Learning-Performance Evaluation of a Physical Reservoir Based on a Vortex Spin-Torque Oscillator with a Modified Free Layer

Abstract

In this study, we numerically evaluate the learning performance of a vortex spin-torque oscillator with a modified free layer, called a modified VSTO (m-VSTO), in which an additional layer (AL) of smaller radius is stacked on the free layer, for physical reservoir computing. The vortex-core dynamics are computed using the Thiele equation incorporating the potential deformation induced by the AL. We identify the edge of chaos from the maximal Lyapunov exponent and quantify the short-term memory capacity (STMC) as well as the information processing capacity (IPC) in a time-multiplexed reservoir scheme. We find that the m-VSTO exhibits finite STMC and IPC in a low-current and low-field regime below the threshold current of the conventional VSTO, and can achieve up to approximately twice the IPC with about one quarter of the power consumption. Furthermore, when the input pulse width is set comparable to or longer than the transient time, the parameter region with high STMC and IPC expands, and the optimal operating region is located not at the edge of chaos but in a stable regime with long transients. These results suggest that engineering the potential landscape and the driving conditions enables low-power spintronic physical reservoirs.
Paper Structure (7 equations, 5 figures)

This paper contains 7 equations, 5 figures.

Figures (5)

  • Figure 1: (a) Schematic of the modified vortex spin-torque oscillator (m-VSTO). A circular ferromagnetic additional layer (AL) of radius $R_a$ and thickness $L_a$ is concentrically stacked on the free layer (radius $R$, thickness $L$) of a ferromagnet/insulator/ferromagnet trilayer. A dc current $I$ is injected perpendicular to the film plane, and an in-plane magnetic field $\bm{H}=(h_x,0,0)$ is applied along the $x$ axis; $\bm{m}$ denotes the magnetization direction of the reference layer. (b),(c) Representative vortex-core dynamics under an $x$-directed sinusoidal ac magnetic field at $I=0$: (b) phase portrait of the normalized vortex-core position $(X/R,\,Y/R)$ after discarding an initial transient and (c) the corresponding time trace of the normalized gyration amplitude $s(t)$. The aperiodic trajectory and irregular amplitude fluctuations indicate a chaotic response enabled by the AL-induced deformation of the confinement potential.
  • Figure 2: Dependence of Lyapunov exponent $\lambda$ on input strength $h_0$ (Oe) and current $I$ (mA) for (a) without AL and (b) with AL radius $R_a=40$ nm. White indicates a region where $\lambda$ is very close to zero, which we regard as corresponding to the edge of chaos.
  • Figure 3: Dependence of short-term memory capacity $C_{\mathrm{STM}}$ and information processing capacity (IPC) on input strength $h_0$ (Oe) and current $I$ (mA) for (a)(c) without AL and (b)(d) with AL radius $R_a=40$ nm.

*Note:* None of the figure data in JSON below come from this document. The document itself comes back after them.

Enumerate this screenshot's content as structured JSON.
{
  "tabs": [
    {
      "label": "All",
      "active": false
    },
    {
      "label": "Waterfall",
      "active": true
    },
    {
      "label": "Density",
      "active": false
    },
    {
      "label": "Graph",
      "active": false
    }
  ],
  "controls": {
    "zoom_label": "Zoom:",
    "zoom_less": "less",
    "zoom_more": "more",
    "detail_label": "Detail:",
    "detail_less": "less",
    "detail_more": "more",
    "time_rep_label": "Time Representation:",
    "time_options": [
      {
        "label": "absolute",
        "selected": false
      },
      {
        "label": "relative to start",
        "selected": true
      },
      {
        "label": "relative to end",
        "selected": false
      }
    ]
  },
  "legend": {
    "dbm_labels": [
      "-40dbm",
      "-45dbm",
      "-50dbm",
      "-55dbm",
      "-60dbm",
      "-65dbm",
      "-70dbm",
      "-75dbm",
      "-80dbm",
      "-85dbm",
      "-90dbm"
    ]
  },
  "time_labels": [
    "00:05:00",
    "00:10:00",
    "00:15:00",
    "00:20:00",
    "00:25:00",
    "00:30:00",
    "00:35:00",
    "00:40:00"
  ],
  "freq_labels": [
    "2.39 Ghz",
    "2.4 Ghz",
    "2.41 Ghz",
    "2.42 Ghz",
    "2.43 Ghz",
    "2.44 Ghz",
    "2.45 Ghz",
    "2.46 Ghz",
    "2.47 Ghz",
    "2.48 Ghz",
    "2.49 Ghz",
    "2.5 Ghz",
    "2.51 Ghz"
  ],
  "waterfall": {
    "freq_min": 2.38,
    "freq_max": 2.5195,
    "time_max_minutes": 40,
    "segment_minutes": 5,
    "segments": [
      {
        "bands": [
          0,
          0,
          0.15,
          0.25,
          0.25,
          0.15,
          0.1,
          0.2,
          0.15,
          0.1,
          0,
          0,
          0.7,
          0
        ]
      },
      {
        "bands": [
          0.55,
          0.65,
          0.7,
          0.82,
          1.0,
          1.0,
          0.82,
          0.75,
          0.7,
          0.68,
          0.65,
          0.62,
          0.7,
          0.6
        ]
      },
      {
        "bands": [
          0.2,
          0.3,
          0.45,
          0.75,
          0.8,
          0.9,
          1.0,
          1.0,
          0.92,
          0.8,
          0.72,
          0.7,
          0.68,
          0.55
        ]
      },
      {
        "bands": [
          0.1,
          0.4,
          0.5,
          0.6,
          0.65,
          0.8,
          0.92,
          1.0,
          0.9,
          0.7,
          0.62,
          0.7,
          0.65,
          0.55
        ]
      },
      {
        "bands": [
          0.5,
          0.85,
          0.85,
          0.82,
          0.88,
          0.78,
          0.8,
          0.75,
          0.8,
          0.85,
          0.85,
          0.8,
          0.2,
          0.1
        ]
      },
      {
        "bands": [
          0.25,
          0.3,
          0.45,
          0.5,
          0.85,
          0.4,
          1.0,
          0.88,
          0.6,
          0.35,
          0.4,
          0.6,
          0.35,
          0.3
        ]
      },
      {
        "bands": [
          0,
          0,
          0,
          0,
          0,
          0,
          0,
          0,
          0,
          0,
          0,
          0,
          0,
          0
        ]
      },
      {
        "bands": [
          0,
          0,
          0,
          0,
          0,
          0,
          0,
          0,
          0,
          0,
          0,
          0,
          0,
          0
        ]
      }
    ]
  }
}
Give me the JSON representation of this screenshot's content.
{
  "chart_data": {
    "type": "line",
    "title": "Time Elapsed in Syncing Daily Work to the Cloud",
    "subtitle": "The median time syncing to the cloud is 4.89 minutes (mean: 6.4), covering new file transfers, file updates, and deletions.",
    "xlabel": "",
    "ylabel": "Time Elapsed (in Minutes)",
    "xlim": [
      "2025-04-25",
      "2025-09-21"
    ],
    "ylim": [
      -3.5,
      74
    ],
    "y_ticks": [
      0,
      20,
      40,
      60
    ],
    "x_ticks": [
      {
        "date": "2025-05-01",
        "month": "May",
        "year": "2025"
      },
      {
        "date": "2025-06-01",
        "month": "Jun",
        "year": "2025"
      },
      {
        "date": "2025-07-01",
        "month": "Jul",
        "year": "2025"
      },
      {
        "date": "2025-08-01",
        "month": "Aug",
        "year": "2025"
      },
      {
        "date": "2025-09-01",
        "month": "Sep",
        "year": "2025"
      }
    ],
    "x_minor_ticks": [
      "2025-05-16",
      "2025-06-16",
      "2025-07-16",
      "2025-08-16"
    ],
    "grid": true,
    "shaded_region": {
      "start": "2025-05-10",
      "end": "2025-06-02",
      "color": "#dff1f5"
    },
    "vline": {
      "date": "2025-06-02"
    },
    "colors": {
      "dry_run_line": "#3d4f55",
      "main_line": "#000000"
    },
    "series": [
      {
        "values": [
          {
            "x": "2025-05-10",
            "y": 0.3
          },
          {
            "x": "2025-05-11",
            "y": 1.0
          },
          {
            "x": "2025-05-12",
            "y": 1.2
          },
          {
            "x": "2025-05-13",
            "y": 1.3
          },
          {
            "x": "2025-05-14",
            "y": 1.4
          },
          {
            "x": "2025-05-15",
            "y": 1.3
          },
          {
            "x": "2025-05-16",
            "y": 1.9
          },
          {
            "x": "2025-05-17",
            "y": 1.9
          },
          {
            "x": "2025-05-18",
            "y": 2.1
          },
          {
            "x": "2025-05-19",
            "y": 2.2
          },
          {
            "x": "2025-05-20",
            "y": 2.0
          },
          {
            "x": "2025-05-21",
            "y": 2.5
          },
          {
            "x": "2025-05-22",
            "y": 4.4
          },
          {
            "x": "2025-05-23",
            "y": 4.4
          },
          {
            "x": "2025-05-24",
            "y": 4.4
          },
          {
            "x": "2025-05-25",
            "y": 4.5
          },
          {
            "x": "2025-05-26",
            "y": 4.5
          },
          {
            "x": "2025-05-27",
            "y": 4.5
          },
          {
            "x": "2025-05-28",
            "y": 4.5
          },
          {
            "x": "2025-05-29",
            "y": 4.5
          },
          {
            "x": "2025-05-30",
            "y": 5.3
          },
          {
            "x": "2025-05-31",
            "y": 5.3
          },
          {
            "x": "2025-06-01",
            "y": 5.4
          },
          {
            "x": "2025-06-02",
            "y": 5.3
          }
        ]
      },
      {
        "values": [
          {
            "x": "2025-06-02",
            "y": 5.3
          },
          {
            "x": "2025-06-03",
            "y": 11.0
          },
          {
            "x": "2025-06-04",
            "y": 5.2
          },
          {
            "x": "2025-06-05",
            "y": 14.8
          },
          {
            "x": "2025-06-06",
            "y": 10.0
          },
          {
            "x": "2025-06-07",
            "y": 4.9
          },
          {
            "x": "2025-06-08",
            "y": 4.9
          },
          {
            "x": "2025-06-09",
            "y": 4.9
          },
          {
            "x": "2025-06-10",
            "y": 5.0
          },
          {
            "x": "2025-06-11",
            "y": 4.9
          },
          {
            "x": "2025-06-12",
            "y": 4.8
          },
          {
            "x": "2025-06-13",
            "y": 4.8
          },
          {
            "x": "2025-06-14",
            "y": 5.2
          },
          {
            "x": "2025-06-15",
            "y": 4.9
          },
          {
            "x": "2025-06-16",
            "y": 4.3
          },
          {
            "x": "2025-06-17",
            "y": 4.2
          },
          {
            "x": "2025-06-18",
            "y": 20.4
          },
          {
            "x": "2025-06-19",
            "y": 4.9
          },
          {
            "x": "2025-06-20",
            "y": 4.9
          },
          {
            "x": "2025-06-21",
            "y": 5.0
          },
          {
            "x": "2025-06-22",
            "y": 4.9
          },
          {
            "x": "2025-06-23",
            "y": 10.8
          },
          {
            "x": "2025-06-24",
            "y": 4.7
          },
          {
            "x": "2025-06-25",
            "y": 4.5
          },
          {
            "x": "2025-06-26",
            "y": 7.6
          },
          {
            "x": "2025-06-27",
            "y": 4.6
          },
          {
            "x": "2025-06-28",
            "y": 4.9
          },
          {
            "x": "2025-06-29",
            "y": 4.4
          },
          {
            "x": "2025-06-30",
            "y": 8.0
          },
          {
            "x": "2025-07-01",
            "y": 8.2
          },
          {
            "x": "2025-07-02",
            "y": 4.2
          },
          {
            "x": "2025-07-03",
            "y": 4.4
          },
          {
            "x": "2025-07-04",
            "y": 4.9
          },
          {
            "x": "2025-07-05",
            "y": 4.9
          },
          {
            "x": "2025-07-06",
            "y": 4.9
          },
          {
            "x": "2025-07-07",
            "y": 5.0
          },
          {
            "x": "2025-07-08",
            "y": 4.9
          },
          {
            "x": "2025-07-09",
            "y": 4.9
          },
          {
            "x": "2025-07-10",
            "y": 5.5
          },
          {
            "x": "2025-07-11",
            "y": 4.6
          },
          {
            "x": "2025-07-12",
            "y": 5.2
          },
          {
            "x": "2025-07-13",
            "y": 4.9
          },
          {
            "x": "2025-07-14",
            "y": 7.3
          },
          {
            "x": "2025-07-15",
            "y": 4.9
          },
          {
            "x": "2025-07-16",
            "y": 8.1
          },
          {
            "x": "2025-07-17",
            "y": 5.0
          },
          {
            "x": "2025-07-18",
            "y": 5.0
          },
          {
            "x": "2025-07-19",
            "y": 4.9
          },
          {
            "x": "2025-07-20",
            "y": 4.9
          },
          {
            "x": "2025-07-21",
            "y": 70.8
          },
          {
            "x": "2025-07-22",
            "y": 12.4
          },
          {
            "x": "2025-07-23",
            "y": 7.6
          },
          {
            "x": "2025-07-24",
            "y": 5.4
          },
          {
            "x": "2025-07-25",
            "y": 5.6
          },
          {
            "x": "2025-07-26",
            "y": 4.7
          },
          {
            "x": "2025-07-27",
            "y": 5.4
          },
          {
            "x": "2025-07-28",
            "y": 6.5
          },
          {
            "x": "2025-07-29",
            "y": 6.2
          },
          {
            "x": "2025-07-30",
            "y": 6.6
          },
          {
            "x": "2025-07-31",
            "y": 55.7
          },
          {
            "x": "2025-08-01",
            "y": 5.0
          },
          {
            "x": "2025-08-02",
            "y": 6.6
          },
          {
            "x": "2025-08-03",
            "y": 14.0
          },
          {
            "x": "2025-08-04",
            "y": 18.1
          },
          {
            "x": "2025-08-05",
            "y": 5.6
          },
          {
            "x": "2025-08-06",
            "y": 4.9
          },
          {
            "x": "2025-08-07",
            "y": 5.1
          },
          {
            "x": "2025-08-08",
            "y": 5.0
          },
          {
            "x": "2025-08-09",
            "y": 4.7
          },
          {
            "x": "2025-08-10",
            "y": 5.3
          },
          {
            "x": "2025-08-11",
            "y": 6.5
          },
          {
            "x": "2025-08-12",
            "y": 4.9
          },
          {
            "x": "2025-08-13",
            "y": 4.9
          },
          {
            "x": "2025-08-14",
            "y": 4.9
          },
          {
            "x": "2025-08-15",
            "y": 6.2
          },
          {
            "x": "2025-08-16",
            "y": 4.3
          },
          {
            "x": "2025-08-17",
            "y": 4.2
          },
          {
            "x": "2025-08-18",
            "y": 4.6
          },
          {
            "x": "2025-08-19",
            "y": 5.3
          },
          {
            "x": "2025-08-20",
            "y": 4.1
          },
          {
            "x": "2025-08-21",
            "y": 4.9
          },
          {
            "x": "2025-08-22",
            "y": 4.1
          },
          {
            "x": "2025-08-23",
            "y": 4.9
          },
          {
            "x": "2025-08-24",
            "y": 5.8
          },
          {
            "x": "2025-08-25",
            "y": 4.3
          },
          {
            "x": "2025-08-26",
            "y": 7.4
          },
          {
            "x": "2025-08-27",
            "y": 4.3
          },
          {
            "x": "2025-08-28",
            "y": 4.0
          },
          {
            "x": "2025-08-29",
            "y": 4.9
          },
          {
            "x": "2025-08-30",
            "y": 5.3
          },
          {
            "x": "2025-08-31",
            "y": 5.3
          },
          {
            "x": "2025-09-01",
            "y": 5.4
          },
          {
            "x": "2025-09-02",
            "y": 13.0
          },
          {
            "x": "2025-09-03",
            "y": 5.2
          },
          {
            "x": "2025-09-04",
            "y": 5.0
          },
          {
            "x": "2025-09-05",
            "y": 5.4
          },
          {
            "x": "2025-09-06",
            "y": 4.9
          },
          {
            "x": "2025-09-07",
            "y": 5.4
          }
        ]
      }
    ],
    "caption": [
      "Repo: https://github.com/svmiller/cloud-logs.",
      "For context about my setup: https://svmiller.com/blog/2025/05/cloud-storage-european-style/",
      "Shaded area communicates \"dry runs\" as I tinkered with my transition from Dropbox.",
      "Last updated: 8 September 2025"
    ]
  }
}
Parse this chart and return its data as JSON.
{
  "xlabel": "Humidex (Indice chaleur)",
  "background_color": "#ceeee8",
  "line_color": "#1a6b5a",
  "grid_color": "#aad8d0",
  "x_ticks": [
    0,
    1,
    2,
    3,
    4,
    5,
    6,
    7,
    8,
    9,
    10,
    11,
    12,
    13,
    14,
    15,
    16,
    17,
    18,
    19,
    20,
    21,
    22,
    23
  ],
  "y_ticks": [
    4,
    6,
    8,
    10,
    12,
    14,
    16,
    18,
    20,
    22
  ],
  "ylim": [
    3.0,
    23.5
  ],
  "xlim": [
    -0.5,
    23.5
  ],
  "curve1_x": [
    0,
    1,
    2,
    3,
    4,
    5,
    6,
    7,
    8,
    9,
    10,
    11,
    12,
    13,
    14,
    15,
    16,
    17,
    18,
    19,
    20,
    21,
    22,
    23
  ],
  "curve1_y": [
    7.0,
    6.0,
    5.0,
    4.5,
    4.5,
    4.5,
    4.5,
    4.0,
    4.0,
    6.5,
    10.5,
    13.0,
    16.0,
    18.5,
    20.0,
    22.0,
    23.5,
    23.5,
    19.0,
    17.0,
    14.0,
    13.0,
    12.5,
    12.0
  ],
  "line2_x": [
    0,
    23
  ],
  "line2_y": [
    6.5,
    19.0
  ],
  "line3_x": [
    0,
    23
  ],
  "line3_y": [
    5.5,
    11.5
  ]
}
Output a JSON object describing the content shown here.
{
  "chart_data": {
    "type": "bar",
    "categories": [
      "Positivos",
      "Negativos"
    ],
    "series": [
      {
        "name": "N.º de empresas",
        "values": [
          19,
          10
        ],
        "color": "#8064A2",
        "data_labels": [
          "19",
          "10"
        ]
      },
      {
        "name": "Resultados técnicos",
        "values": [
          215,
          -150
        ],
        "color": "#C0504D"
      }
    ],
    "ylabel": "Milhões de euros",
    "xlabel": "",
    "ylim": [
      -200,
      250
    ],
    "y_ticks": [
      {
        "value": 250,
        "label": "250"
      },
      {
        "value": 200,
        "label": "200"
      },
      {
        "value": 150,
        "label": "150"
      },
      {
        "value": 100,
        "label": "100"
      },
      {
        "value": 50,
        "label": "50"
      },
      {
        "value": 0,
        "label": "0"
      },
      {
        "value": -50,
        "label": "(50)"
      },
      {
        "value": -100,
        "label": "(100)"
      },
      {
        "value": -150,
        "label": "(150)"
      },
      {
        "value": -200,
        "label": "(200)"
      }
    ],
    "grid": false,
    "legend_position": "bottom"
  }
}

The purple dashed line indicates the threshold current of a conventional VSTO.
  • Figure 4: Dependence of Lyapunov exponent $\lambda$ on input strength $h_0$ (Oe) and current $I$ (mA) for $R_a=40$ nm with pulse widths (a) $t_p=5$ ns, (b) $t_p=7$ ns, (c) $t_p=8$ ns, and (d) $t_p=10$ ns. White indicates a region where $\lambda$ is very close to zero, which we regard as corresponding to the edge of chaos.
  • Figure 5: Dependence of information processing capacity on input strength $h_0$ (Oe) and current $I$ (mA) for $R_a=40$ nm with pulse widths (a) $t_p=7$ ns and (b) $t_p=10$ ns.